Feel free to structure your class however you like, but refer to the general outline below for guidance:

  1. Material exploration sessions(s)
    • Allow student some time to touch and feel the different materials. This is all they will be tasked with doing during this time. They make take notes on what materials they may be interested in. Also, allow them time to experiment with different taping/gluing techniques to test strength and longevity.
    • It is a good idea to have a container of water out for this so they can test what sinks and floats. Make sure they also test for longevity of water-resistance – a material may seem like it floats until it soaks up enough water to sink!
    • Having a varying selection of rubber bands can cause students to experiment with different choices and ultimately make a choice for the best one for their boat. They can also attach multiple rubber bands.
    • Students should then spend some time drawing a plan, complete with labeling materials they will use. Pre-planning is an important part of the design process and can help give direction and efficiency to your students.
  2. Build session(s)
    • These are the sessions the students will spend building their boats! You can allow as much time for this as you desire.
  3. Design presentation session(s)
    • Students present their designs to the class and talk about the choices they made.
    • Students demonstrate their boat in the water container.
  4. Redesign/challenge session(s)
    • Students can race their boats against each other or partake in any of the extension activities detailed below in the “Tips & Tricks” section.

Tips & Tricks


Here is a basic outline of how to make one type of motor.

  1. A rubber band is attached to 2 sides of the back of the boat. The boat could have 2 features that stick out past the end of the boat for the motor to sit in.

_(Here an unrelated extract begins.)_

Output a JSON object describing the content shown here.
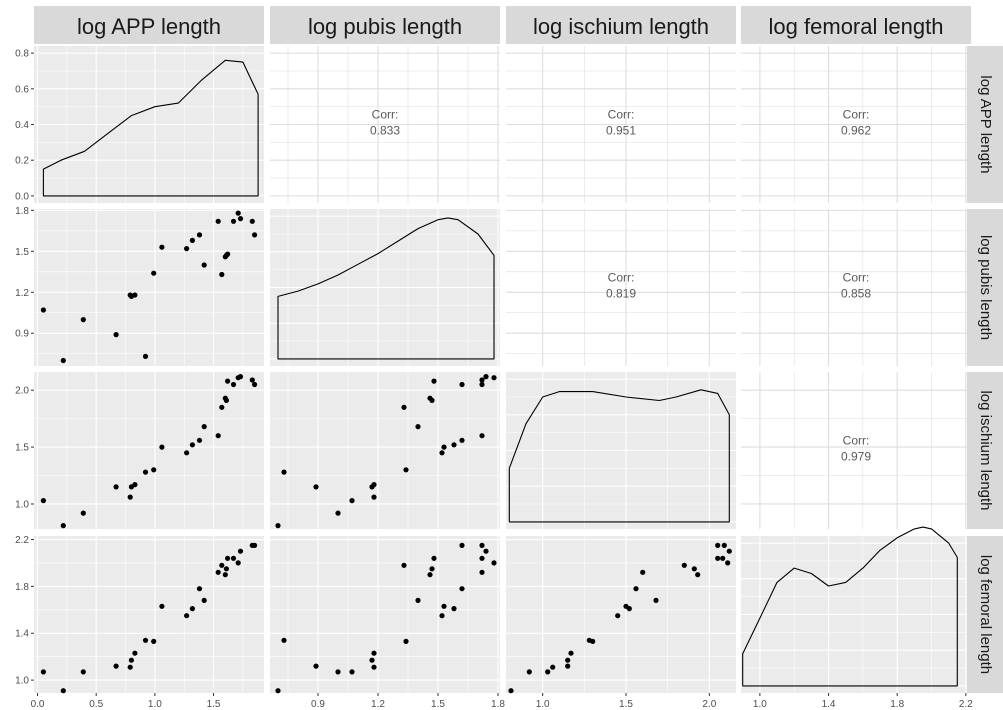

Students could also attach 2 paddles on either side of the boat.  This might cause the boat to not move in a straight line, but that is a good learning opportunity.
  2. A rubber band is stretched between the two sides.
  3. An additional piece (paddle) is slid into the rubber band.
    • This additional piece can be made from many things – popsicle stick, wood, plastic spoons, etc. Challenge your students to choose a material they think will work best.
    • This piece can be taped or hot glued into the rubber band assembly.
  4. To make the boat move, you turn the piece along with the rubber band many times to “wind up” the motor. When you let go, the piece spins on its own and can propel the boat!
Here are the basic steps to making a rubber band motor. Note in the 3rd image how the flap of cardboard situated between the popsicle sticks has been wound up by spinning it. When released, the rubber bands will propel the cardboard flap to spin propelling the boat forward. [1]

See this video link for a visual example:


  • Popsicle sticks and wood can be hard to cut for young students. Think about having a station where an assistant or parent volunteer can cut the wood for the students. Have students mark on the wood with a pencil where they want to cut. Maybe they need to “pay” for the cutting service out of their budget?
  • It can be helpful to “score” the popsicle sticks and wood and even plastic cutlery with an X-Acto knife first, and then snap it.
  • If you have a laser cutter, use that to cut the materials!
  • You can also use a larger wire cutter to cut the wood.

Additional Challenges

  • Does your school have a swimming pool? Think about hosting the final presentations in the pool!
  • Think about simulating an ocean/river in the water containers to add an extra challenge. Use small objects as “passengers.”
    • Use a watering can to simulate rain – do the passengers stay dry?
    • Create waves with a fan – do the passengers stay on the boat and no go overboards?
  • Do your students respond to competition and challenges? Challenge the students to see whose boat can go the farthest or have a race! You can delve into aerodynamics and weight to help them optimize their boats for speed and travel.
  • Another challenge is making the boats either go straight ahead to deliberately turn in circles.
  • Have a film/art class? Have students film a boat race! Students can be announcers, competitors, interviewers, and expert consultants. Have the race live for other grade levels to see!